Experts Shocked by MRT3 Cancellation

Pavither 1 Jun 2018

 
The scrapping of the MRT3 project has shocked experts and market watchers as most investors believed that the government will only defer it, reported The Edge.

“The scrapping of the MRT3 was a surprise, given that the MRT project is seen as an essential public good, and there has been wide public approval of MRT1,” said UOB Kay Hian Analyst and Research Head Vincent Khoo on Thursday (31 May).

On Wednesday (30 May), Prime Minister Tun Dr Mahathir Mohamad said they plan to terminate the MRT3 project, which was expected to cost between RM35 billion and RM40 billion to control the country’s high debt of RM1.087 trillion worsened by the 1MDB corruption scandal.

“Fears continue to play on the government’s high indebtedness,” noted Khoo.
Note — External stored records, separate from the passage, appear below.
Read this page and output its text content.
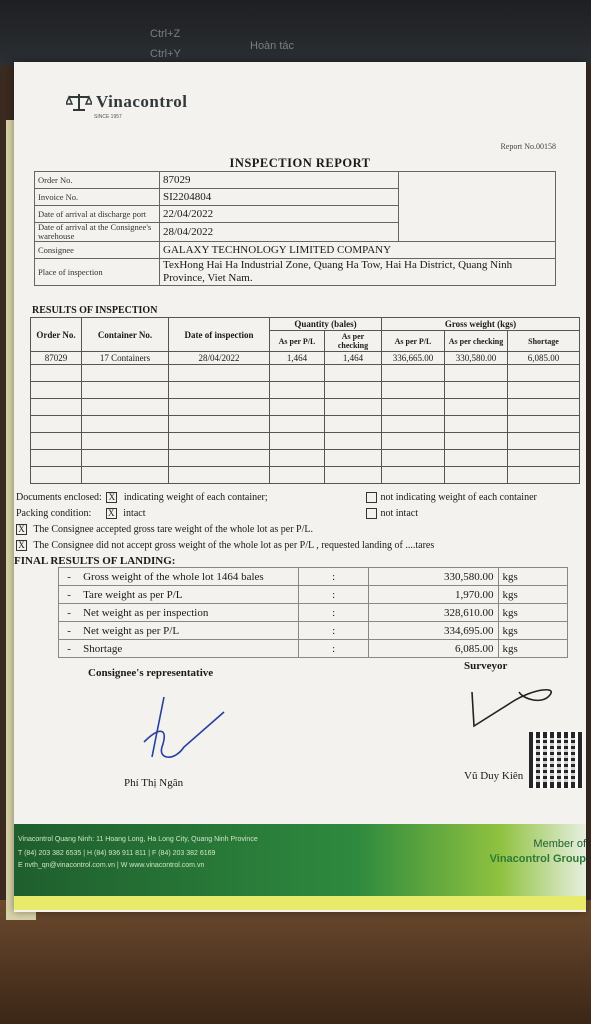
Ctrl+Z
Hoàn tác
Ctrl+Y
Vinacontrol
SINCE 1957
Report No.00158
INSPECTION REPORT
Order No.	87029	
Invoice No.	SI2204804	
Date of arrival at discharge port	22/04/2022	
Date of arrival at the Consignee's warehouse	28/04/2022	
Consignee	GALAXY TECHNOLOGY LIMITED COMPANY	
Place of inspection	TexHong Hai Ha Industrial Zone, Quang Ha Tow, Hai Ha District, Quang Ninh Province, Viet Nam.	
RESULTS OF INSPECTION
Order No.	Container No.	Date of inspection	Quantity (bales)		Gross weight (kgs)		
			As per P/L	As per checking	As per P/L	As per checking	Shortage
87029	17 Containers	28/04/2022	1,464	1,464	336,665.00	330,580.00	6,085.00

Documents enclosed: X indicating weight of each container;	not indicating weight of each container
Packing condition: X intact	not intact
X The Consignee accepted gross tare weight of the whole lot as per P/L.
X The Consignee did not accept gross weight of the whole lot as per P/L , requested landing of ....tares
FINAL RESULTS OF LANDING:
-	Gross weight of the whole lot 1464 bales	:	330,580.00	kgs
-	Tare weight as per P/L	:	1,970.00	kgs
-	Net weight as per inspection	:	328,610.00	kgs
-	Net weight as per P/L	:	334,695.00	kgs
-	Shortage	:	6,085.00	kgs
Consignee's representative
Surveyor
Phí Thị Ngân
Vũ Duy Kiên
Vinacontrol Quang Ninh: 11 Hoang Long, Ha Long City, Quang Ninh Province
T (84) 203 382 6535 | H (84) 936 911 811 | F (84) 203 382 6169
E nvth_qn@vinacontrol.com.vn | W www.vinacontrol.com.vn
Member of
Vinacontrol Group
Given that the new Pakatan Harapan government has axed the MRT3 project and the RM110 billion Singapore-Kuala Lumpur High Speed Rail (HSR), CIMB Investment Bank thinks that other major rail projects are in danger of getting terminated, like the RM60 billion East Coast Rail Link (ECRL) and the RM8.9 billion Gemas-Johor Bahru Electrified Double Tracking (EDT) project.
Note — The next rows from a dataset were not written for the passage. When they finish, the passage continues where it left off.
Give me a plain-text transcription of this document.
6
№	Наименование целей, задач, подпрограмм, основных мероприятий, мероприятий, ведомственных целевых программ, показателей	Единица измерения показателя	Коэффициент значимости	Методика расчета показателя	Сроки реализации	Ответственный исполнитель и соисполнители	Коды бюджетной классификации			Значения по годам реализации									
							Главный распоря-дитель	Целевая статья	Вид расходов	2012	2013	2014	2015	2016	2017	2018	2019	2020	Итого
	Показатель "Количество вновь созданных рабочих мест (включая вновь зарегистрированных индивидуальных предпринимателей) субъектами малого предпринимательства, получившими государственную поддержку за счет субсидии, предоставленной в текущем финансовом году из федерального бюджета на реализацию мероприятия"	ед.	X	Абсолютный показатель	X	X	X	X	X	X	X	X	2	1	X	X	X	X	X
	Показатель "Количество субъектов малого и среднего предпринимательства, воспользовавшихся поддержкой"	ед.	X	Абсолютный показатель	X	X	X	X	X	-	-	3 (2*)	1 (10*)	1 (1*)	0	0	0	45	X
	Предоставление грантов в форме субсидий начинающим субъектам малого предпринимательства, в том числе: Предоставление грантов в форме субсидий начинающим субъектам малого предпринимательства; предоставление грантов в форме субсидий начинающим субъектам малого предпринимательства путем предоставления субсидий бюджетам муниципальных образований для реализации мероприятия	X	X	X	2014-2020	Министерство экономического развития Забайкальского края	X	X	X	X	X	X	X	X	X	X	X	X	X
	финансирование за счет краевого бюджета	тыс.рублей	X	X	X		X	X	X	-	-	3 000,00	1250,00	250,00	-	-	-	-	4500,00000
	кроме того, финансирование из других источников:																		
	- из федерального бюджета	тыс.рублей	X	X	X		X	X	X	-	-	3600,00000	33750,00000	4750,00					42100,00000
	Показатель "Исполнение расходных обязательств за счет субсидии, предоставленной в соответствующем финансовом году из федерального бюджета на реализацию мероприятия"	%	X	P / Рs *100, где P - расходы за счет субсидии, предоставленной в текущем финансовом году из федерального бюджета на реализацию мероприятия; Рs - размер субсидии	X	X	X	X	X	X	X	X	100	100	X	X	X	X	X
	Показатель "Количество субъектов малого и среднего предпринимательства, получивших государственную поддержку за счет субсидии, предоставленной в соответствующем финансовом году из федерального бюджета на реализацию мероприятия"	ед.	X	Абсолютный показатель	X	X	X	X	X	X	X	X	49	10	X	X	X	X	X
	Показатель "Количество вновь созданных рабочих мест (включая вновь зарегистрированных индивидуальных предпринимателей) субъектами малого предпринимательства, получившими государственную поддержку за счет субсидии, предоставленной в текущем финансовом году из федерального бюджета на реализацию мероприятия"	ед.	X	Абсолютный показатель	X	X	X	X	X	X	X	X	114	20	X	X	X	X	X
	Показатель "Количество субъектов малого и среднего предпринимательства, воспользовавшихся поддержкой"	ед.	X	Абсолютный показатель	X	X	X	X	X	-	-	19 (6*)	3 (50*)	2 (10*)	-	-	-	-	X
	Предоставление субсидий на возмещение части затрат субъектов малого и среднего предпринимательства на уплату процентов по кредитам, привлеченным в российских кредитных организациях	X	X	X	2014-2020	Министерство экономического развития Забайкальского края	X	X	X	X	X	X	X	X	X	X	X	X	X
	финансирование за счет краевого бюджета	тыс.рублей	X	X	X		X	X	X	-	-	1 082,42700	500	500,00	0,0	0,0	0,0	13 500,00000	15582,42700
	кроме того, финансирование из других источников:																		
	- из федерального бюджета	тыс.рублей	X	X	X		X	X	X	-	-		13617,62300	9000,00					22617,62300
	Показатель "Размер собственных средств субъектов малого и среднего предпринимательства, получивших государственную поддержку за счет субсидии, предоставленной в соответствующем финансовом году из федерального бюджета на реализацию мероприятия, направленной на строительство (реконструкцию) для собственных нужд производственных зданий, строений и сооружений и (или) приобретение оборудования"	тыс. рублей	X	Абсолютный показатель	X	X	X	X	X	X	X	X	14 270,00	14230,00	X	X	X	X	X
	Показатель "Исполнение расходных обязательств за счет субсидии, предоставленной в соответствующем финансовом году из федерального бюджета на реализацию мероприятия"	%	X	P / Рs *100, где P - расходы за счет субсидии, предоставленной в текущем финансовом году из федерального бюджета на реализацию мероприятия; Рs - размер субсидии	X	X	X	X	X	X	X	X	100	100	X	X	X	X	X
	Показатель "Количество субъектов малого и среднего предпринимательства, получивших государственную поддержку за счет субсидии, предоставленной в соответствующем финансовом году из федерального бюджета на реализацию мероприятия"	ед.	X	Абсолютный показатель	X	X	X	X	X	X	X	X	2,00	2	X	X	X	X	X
“We believe any upcoming big-ticket rail projects are now at risk of deferment, renegotiation or outright cancellation These include the Gemas-Johor Bahru EDT project and the ECRL,” said CIMB Analysts Sharizan Rosely and Kamarul Anwar.

With the cancellation of the HSR and MRT3 project plus the likelihood of other rail projects getting axed, contractors and manufacturers of building materials will be significantly affected.

Among the companies bearing the brunt of the impact are those specialising rail-related construction jobs and those with existing “rail exposure” like Gamuda, MMC Corp and George Kent.

It will also hit the rail job prospects of WCT Holdings, Gabungan AQRS, Sunway Construction Group, and the Malaysian Resources Corp Bhd (MRCB). Other severely affected companies include cement maker Lafarge Malaysia and Kimlun Corp, a maker of segmental box girders and tunnel-lining segments.

Furthermore, Fitch’s subsidiary BMI Research revealed that Malaysia’s construction sector is likely to grow by only 4.3 percent per annum until 2022 sans the HSR and ECRL projects.

The loss of both projects, which it estimates to have an overall investment value of US$40 billion (RM158.8 billion), would negatively impact the real estate development along the places they would have run through.

“The HSR not only represent a significant component of Malaysia’s transport infrastructure growth, stations along the railway would have served as anchors for new commercial, residential and industrial developments Malaysia and Singapore,” added BMI.